Personal information
- Full name: Thomas Law Brown
- Date of birth: 17 April 1921
- Place of birth: Glenbuck, Scotland
- Date of death: 10 May 1966 (aged 45)
- Place of death: Edinburgh, Scotland
- Position(s): Wing half

Senior career*
- Years: Team / Apps / (Gls)
- 1936–1938: Cambuslang Rangers
- 1938–1942: Heart of Midlothian / 29 / (1)
- 1945–1948: Millwall / 69 / (7)
- 1948–1950: Charlton Athletic / 34 / (1)
- 1950–1953: Leyton Orient / 98 / (5)
- –: Dartford

International career
- 1939: Scottish League XI / 1 / (0)
- 1939–1941: Scotland (wartime) / 3 / (0)

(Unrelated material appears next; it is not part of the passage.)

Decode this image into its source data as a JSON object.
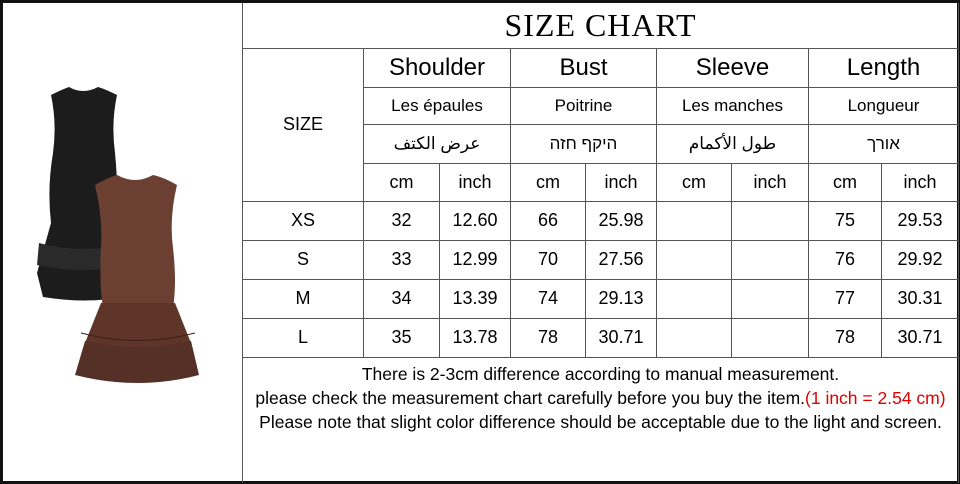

= Tommy Brown (footballer, born 1921) =

Scottish footballer (1921–1966)

Thomas Law Brown (17 April 1921 – 10 May 1966) was a Scottish footballer who played for clubs including Heart of Midlothian, Millwall, Charlton Athletic and Leyton Orient, as a wing half. In a career interrupted by World War II, he had been selected for the Scottish League XI within his first season as a professional at Hearts aged 17, and played for Scotland in three unofficial wartime international matches, two of them while still a teenager. After the war, he moved to English football, playing only for clubs in London.

Brown was born in the small Ayrshire mining community of Glenbuck which produced several professional footballers, among them a pair of brothers with the same surname and even including another Tommy Brown; however, it is believed he was not directly related to them.